Но только вижу, как это трудно. Не потому, что мне трудно сказать «нет», а потому, что ни за что на свете я не хотела бы хоть чем-то огорчить его. Он, наверное, очень чувствительный, как Жак, почти как девушка — а я-то знаю, как сильно может девушку задеть любая мелочь. Ну и еще я вижу, что для меня это чуть ли не жертва. Нужно набраться духу, чтобы дойти до конца и отказаться от этой радости, от того, что делало такими приятными каждый понедельник и четверг.
По временам все во мне возмущается.
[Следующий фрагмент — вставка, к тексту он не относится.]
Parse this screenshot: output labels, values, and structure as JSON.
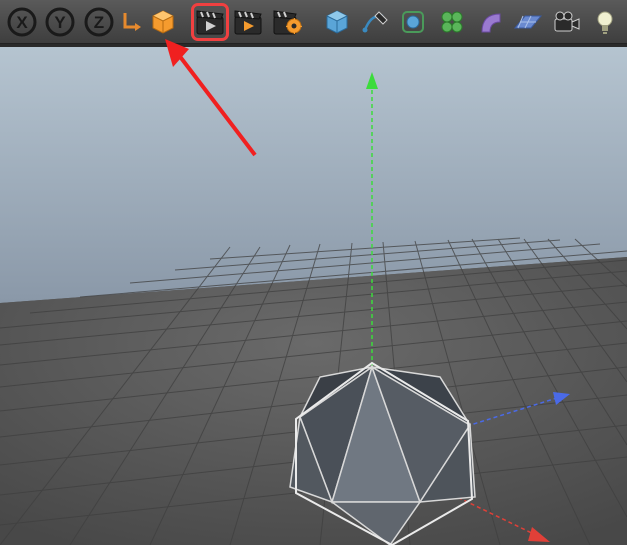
{
  "toolbar": {
    "buttons": [
      {
        "name": "x-axis-button",
        "label": "X"
      },
      {
        "name": "y-axis-button",
        "label": "Y"
      },
      {
        "name": "z-axis-button",
        "label": "Z"
      },
      {
        "name": "coord-system-button",
        "icon": "coord-system-icon"
      },
      {
        "name": "make-editable-button",
        "icon": "cube-orange-icon"
      },
      {
        "name": "render-view-button",
        "icon": "clapper-play-icon",
        "highlighted": true
      },
      {
        "name": "render-region-button",
        "icon": "clapper-play-orange-icon"
      },
      {
        "name": "render-settings-button",
        "icon": "clapper-gear-icon"
      },
      {
        "name": "primitive-cube-button",
        "icon": "primitive-cube-icon"
      },
      {
        "name": "spline-pen-button",
        "icon": "spline-pen-icon"
      },
      {
        "name": "subdivision-button",
        "icon": "subdivision-icon"
      },
      {
        "name": "array-button",
        "icon": "array-icon"
      },
      {
        "name": "bend-button",
        "icon": "bend-icon"
      },
      {
        "name": "floor-button",
        "icon": "floor-icon"
      },
      {
        "name": "camera-button",
        "icon": "camera-icon"
      },
      {
        "name": "light-button",
        "icon": "light-icon"
      }
    ]
  },
  "viewport": {
    "object": "icosahedron",
    "axes": [
      "x-red",
      "y-green",
      "z-blue"
    ],
    "grid": true
  },
  "annotation": {
    "type": "arrow",
    "color": "#f02020",
    "target": "render-view-button"
  }
}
Я думаю: зачем драматизировать?
И сама себе отвечаю: так надо, и я нисколько не драматизирую, он действительно будет страдать, и все это не так уж просто и обычно.
Прекрасно понимаю, что делаю это не ради Жерара, а во имя справедливости.
Но я как Брут. Я fall back on instinct [42], по сути, всему причиной мысль о том, что я принадлежу Жерару и ему будет больно. А этого я не хочу.
Мы должны были встретиться в половине четвертого. И не прийти я не могла бы — он должен был принести мне Доттена [43]. Но я встретила его утром на улице Дез-Эколь, на обратном пути из секретариата. Так и знала, что встречу, и это оказалось очень кстати. Позволяло не приходить в три часа специально. Но мне было не по себе, потому что я знала о своем решении. Все казалось, что я его обижаю. В половине двенадцатого он пришел в институт и сел напротив меня. Не знаю, с чего мне вздумалось, но я дала ему программу цикла исполнительского искусства. Он сказал, что пойдет, хоть и не уточнил, что прямо завтра. Для этого он слишком сдержан и благовоспитан. Спросил, в какое время я обычно прихожу. Зная его манеру, думаю, он там будет.
И вот я решила не ходить. Очень жаль, потому что независимо от всего остального мне была интересна эта программа. Ноне хочу идти — я хорошо знаю, как на него действует музыка, да и на меня тоже. И не хочу встречаться с ним слишком часто.